Bureau of Labor Statistics releases of June’s seasonally-adjusted private-sector jobs numbers show Kansas performing favorably with its regional peers through the first half of 2015 relative to the same period of time in 2014. Specifically, Kansas’ year-to-date growth rate of 1.23% achieves parity with Missouri (1.26%) and Oklahoma (1.27%) while besting Nebraska (0.89%) and trailing only Colorado (3.09%).
Beyond the region, Kansas’ 1.23% year-to-date growth rate compares to a 2.17% rate for its income-taxing peer states and a 3.27% rate for states without an income tax.
Last month’s jobs update highlighted the industry supersectors comprising private-sector job growth in Kansas and Missouri to illustrate how monthly, point-to-point job growth spikes or declines in individual industries can have disproportionate effects in coloring a state’s job outlook positively or negatively for any given month. For one, each month’s estimates are preliminary and are often revised either upward or downward as time passes. Secondly, industries that are well-developed in one state may be virtually nonexistent in another state. As such, spikes or declines in these industries can overstate one state’s job growths or declines relative to those of another. The release of numbers for June gives us six months of 2015 data with which to illustrate this idea.
The adjacent table (with jobs reported in thousands and not seasonally adjusted) shows that Kansas experienced overall private-sector job of 1.17% compared to Missouri’s 1.21%. Unpacking each state’s growth individually though shows that Missouri experienced 53.1% year-to-date growth in the motor vehicle manufacturing industry. This is an industry that is essentially nonexistent in Kansas by virtue of being too small to meet BLS minimum reporting requirements. Similarly, Missouri’s aerospace manufacturing sector is also too small to report. Yet, the aerospace sector has a large footprint in Kansas, leaving Kansas uniquely affected by larger-scale, global fluctuations the sector undergoes even outside of the Sunflower State. Finally, the mining and logging sector—which encompasses oil and gas extraction—is one that can be measured in both Kansas and Missouri. However, this sector is also a largely global one that subjects Kansas and Missouri to larger-scale fluctuations in supply and demand that are outside of their control through state-level policy prescriptions or otherwise.

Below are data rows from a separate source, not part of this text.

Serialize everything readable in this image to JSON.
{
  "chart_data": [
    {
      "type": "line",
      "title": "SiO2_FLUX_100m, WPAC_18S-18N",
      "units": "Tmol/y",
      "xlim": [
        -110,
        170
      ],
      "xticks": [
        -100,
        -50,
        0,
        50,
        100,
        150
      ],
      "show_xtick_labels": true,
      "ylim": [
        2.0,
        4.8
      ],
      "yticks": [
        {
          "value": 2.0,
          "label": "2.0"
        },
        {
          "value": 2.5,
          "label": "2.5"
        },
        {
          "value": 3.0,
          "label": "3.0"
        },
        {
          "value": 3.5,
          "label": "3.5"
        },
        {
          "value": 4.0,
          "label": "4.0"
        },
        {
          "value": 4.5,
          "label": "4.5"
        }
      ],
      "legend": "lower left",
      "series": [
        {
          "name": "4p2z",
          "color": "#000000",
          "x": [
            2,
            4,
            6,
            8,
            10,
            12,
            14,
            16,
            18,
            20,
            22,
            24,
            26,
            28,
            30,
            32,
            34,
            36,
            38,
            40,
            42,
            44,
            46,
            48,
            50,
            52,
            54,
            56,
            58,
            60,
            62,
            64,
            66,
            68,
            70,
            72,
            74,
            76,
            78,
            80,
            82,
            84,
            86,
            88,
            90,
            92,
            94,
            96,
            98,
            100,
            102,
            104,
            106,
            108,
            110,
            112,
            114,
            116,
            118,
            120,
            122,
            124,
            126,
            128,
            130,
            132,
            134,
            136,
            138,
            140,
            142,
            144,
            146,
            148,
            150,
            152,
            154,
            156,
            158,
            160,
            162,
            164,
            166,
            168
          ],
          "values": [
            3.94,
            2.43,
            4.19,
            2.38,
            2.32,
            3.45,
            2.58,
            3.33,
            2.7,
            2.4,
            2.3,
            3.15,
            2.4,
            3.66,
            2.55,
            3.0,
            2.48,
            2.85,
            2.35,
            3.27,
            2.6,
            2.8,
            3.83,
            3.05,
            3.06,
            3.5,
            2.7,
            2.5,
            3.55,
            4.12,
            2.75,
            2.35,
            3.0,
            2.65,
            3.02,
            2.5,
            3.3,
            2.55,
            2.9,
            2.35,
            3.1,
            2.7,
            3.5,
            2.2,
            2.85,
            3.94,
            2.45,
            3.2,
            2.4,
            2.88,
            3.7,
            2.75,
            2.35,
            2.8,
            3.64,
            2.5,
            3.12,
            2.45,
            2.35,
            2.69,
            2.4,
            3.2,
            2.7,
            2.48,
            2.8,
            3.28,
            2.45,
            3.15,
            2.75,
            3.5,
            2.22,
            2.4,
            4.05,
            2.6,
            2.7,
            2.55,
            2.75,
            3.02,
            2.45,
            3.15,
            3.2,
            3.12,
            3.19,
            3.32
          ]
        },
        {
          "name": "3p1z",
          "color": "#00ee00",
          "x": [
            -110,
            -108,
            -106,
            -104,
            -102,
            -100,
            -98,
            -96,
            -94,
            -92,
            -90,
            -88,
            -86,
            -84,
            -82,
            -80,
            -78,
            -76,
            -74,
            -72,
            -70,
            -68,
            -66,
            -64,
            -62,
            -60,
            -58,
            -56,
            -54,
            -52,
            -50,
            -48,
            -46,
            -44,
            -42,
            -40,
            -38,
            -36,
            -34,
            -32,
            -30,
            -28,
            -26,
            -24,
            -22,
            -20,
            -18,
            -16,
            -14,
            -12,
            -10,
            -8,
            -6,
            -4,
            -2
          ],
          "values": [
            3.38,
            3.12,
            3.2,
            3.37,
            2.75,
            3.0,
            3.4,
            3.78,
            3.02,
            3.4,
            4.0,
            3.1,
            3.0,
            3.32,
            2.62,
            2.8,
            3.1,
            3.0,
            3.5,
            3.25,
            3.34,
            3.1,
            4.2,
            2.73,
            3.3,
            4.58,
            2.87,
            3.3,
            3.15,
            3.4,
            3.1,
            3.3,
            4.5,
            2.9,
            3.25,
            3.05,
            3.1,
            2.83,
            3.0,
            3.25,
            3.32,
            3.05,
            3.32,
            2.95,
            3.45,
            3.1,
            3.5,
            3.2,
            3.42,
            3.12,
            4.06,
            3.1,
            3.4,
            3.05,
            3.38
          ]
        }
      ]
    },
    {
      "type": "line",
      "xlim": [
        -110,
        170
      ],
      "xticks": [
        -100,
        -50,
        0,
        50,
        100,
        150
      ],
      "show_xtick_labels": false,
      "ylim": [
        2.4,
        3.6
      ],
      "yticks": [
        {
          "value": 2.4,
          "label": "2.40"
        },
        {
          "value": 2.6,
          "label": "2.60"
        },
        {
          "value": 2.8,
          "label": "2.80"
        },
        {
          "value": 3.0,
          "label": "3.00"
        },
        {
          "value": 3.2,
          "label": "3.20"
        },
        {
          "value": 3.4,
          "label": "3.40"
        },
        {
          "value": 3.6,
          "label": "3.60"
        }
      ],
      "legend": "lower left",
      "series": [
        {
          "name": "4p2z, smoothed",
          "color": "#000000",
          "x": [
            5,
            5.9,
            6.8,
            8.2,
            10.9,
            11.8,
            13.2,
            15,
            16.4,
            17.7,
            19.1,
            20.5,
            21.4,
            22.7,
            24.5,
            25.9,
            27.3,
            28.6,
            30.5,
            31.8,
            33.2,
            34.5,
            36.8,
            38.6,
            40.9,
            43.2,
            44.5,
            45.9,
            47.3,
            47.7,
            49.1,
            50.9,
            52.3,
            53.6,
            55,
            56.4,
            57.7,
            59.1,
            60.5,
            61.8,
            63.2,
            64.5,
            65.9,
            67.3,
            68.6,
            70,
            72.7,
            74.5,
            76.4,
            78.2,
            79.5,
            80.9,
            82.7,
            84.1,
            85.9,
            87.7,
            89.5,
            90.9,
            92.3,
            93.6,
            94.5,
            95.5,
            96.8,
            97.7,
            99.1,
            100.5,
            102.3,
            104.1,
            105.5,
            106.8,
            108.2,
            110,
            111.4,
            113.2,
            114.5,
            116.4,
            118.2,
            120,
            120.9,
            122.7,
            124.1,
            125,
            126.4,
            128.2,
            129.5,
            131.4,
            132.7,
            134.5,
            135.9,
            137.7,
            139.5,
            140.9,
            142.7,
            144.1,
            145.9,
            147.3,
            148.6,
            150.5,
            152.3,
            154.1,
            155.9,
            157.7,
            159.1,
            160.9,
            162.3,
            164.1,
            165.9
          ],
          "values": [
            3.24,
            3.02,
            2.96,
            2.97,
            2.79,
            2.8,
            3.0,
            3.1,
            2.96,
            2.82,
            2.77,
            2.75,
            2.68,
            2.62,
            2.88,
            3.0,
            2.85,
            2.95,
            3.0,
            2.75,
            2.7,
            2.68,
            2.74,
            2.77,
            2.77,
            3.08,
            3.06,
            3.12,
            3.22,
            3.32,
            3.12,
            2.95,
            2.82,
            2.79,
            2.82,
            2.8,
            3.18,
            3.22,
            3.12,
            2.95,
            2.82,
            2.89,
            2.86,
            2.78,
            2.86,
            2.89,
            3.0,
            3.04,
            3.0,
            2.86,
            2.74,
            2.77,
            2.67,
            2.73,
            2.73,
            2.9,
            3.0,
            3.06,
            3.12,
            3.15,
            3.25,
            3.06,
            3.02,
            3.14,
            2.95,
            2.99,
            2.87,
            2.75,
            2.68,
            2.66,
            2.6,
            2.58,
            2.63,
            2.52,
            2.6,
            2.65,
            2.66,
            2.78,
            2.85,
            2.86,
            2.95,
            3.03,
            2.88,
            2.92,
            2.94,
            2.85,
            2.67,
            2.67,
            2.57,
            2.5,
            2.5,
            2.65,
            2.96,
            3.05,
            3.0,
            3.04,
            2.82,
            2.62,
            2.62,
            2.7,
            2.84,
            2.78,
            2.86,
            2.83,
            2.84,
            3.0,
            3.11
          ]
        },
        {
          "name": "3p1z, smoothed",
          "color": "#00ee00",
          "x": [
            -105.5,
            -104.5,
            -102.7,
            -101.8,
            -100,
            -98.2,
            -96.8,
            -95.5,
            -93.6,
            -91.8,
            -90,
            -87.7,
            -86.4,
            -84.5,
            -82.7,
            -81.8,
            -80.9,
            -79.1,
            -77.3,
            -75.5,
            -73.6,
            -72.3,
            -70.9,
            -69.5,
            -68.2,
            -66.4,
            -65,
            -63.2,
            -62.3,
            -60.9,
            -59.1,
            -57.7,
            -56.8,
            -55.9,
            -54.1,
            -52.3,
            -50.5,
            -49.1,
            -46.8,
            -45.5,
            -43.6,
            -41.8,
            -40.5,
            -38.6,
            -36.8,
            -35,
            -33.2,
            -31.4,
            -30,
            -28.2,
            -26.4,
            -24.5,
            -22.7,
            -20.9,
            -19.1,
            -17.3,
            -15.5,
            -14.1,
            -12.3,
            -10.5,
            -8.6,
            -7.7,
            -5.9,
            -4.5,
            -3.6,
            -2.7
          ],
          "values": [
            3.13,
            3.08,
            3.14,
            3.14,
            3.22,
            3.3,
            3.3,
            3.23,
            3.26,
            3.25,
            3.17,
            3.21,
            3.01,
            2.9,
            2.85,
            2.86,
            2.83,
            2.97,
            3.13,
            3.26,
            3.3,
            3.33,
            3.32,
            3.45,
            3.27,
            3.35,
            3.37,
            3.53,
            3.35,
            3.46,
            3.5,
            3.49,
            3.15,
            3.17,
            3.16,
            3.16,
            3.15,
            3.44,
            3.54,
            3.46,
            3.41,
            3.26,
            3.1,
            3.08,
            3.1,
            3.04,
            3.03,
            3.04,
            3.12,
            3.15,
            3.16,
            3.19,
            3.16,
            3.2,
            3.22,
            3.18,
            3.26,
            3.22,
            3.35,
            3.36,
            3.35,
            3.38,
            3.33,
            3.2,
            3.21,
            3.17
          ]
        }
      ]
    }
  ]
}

Just looking at “all other industries” outside of the four discussed above that are either disproportionately global or particularly active in one state but not in the other paints a far different private-sector job growth picture. By this measure, Kansas’ 1.55% year-to-date growth outpaces Missouri’s 0.88% growth by a wide margin. This finding is consistent with our contention from last month’s update that surface-level jobs numbers do not tell the whole story when it comes to signaling the overall health of a state’s economy. Instead, one must dig deeper to understand that economy’s moving parts while also separating monthly anomalies from potentially longer-term trends.